Increase of the efficiency of photodynamic therapy (PDT) requires the development of advanced protocols employing both novel photosensitizer (PS) carriers and aids for online monitoring. Nanoconstructs may be comprised of a photosensitizer, chemotherapy drugs, or inhibitors of molecular pathways that support cancer growth. In this paper, we analyze the efficiency of a bimodal approach involving fluorescence and optoacoustic imaging in monitoring drug distribution and photobleaching. The study evaluates typical sensitivities of these techniques to the presence of the two key moieties of a nanoconstruct: benzoporphyrin derivatives (BPD) serving as a PS, and IRDye800 acting as a contrast agent. Both imaging modalities employ dual-wavelength probing at the wavelengths corresponding to absorption peaks of BPD and IRDye800, which enables their separate detection. In an experiment on a tissue-mimicking phantom with inclusions containing separate BPD and IRDye800 solutions, fluorescence imaging demonstrated higher contrast as compared to optoacoustic imaging for both components, though strong light scattering in the surrounding media restricted accurate localization of the markers. It was also sensitive to photobleaching, which is a measure of PDT efficiency. Optoacoustic imaging demonstrated sufficient sensitivity to both components, though less than that of fluorescence imaging, however, it enabled depth-resolved detection of an absorber and estimation of its relative content.

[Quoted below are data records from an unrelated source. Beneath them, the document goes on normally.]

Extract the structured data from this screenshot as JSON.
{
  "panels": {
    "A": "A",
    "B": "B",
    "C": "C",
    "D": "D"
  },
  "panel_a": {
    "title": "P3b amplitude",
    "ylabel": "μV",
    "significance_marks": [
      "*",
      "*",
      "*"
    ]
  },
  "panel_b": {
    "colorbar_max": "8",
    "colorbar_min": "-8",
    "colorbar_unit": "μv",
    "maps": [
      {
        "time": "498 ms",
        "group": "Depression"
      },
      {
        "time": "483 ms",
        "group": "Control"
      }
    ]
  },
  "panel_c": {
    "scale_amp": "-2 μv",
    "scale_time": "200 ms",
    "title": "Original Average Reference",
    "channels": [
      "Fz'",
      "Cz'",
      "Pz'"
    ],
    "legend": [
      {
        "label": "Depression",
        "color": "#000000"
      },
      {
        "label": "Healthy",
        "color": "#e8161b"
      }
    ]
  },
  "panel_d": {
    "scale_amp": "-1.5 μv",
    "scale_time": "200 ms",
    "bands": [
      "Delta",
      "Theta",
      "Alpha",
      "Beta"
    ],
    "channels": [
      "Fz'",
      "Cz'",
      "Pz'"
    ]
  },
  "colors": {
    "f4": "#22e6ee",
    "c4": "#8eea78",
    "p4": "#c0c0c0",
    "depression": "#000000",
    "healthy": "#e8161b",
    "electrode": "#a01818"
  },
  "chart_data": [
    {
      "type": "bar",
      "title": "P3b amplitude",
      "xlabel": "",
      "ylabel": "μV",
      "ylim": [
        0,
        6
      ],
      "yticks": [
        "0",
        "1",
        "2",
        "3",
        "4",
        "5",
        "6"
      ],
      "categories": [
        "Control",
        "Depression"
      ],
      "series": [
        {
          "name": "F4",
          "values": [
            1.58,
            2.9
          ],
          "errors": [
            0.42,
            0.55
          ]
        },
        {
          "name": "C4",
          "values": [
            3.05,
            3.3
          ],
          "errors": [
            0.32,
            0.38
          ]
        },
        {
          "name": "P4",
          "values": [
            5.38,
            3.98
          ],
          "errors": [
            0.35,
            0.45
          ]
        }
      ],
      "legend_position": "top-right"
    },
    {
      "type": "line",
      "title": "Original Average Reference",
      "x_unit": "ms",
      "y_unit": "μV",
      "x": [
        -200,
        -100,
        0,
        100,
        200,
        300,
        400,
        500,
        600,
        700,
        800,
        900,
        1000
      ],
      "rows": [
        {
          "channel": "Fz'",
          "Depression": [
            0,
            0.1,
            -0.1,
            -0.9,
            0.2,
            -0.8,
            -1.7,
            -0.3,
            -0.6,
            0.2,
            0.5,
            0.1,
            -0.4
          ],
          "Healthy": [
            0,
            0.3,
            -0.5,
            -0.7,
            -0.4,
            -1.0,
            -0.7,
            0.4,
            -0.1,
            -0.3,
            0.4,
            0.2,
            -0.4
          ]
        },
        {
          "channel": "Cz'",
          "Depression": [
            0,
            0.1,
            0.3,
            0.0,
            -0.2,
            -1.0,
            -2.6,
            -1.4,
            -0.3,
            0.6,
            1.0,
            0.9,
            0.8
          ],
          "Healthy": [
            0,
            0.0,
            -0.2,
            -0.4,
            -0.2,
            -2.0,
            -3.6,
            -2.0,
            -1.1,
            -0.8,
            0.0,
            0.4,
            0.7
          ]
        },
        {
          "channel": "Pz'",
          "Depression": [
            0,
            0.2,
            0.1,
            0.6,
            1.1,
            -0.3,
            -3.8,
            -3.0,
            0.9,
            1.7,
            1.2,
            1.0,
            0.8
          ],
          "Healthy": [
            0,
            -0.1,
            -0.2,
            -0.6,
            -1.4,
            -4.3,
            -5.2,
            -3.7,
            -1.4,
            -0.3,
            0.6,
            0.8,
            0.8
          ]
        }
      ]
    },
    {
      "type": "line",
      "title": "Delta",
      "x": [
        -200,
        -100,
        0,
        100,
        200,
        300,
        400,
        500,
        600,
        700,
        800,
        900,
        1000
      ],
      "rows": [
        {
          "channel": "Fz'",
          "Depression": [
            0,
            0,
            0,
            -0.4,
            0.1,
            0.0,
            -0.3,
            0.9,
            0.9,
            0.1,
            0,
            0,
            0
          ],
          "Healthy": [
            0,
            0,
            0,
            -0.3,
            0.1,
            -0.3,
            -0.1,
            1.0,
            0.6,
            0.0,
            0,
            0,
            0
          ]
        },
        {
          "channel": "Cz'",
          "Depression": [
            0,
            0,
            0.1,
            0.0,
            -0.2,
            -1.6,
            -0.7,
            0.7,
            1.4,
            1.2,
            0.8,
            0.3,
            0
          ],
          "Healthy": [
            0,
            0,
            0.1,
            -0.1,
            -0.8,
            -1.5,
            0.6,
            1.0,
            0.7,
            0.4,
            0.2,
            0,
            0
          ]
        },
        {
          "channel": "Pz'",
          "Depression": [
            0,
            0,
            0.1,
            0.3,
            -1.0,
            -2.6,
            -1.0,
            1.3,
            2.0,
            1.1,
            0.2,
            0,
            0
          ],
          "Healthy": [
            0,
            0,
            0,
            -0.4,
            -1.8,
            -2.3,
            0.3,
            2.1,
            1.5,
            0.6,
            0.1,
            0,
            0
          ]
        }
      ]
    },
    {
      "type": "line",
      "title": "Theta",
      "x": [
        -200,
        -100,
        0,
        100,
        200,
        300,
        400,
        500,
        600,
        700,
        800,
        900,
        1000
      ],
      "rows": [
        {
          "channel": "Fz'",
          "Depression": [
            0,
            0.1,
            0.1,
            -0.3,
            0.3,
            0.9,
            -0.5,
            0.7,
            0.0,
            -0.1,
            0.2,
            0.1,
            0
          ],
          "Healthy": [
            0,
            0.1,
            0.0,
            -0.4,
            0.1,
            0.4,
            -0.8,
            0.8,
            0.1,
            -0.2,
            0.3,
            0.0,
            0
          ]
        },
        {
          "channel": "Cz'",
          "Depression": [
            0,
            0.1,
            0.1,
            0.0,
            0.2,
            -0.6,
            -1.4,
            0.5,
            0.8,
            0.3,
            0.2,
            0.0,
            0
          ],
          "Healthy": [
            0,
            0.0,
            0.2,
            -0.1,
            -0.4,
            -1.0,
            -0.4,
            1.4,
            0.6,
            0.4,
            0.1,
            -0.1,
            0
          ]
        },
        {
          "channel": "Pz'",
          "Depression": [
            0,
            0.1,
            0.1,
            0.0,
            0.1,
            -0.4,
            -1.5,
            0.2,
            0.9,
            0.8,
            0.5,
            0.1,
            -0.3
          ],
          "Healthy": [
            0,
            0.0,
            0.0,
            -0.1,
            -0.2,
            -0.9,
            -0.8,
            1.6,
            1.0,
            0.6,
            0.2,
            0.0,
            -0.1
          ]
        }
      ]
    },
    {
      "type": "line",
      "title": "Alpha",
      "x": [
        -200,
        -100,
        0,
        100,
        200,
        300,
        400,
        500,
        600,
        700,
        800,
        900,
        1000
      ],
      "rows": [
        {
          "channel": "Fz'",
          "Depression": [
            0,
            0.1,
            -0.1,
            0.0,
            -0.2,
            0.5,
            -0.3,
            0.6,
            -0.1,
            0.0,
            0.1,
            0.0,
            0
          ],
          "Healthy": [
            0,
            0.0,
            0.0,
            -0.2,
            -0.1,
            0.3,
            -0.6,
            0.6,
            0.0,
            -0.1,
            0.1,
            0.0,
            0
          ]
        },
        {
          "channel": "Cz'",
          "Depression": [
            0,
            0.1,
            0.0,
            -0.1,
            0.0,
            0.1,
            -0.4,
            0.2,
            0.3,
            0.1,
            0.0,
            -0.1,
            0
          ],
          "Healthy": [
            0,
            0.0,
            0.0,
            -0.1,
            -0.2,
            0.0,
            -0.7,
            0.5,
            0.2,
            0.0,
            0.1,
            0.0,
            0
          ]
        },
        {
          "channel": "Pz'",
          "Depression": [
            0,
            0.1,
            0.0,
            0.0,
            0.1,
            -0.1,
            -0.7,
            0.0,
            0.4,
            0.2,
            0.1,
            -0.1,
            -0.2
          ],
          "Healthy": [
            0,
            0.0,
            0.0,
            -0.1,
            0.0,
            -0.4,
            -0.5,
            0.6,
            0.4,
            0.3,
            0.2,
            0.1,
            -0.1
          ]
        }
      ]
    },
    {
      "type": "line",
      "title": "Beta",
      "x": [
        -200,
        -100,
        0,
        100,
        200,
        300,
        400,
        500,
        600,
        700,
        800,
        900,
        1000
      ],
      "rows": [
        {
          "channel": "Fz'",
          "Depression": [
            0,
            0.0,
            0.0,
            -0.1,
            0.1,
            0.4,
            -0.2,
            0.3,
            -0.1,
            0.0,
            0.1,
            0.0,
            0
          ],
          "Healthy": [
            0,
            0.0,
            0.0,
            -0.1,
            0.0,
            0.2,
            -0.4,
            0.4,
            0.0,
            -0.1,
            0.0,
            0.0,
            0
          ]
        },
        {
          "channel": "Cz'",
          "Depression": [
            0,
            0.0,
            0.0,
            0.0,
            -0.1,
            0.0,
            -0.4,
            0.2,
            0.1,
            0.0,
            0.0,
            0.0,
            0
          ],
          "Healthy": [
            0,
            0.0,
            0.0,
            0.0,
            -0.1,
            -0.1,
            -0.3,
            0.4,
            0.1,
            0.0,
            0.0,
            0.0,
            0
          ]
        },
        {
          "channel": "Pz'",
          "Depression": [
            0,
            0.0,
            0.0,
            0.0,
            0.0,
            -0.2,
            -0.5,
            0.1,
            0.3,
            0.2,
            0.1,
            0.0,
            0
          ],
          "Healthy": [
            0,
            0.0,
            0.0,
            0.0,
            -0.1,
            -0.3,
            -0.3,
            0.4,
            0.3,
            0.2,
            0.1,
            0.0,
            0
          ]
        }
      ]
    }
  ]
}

Employment of the bimodal approach in monitoring of PS photobleaching adds to its potential in intraprocedural PDT monitoring.

Kurakina D., Kirillin M., Perekatova V., Plekhanov V., Orlova A., Sergeeva E., Khilov A., Nerush A., Subochev P., Mallidi S., Turchin I., and Hasan T. Towards Bimodal Optical Monitoring of Photodynamic Therapy with Targeted Nanoconstructs: A Phantom Study. Applied Sciences 9(9):1918, (2019).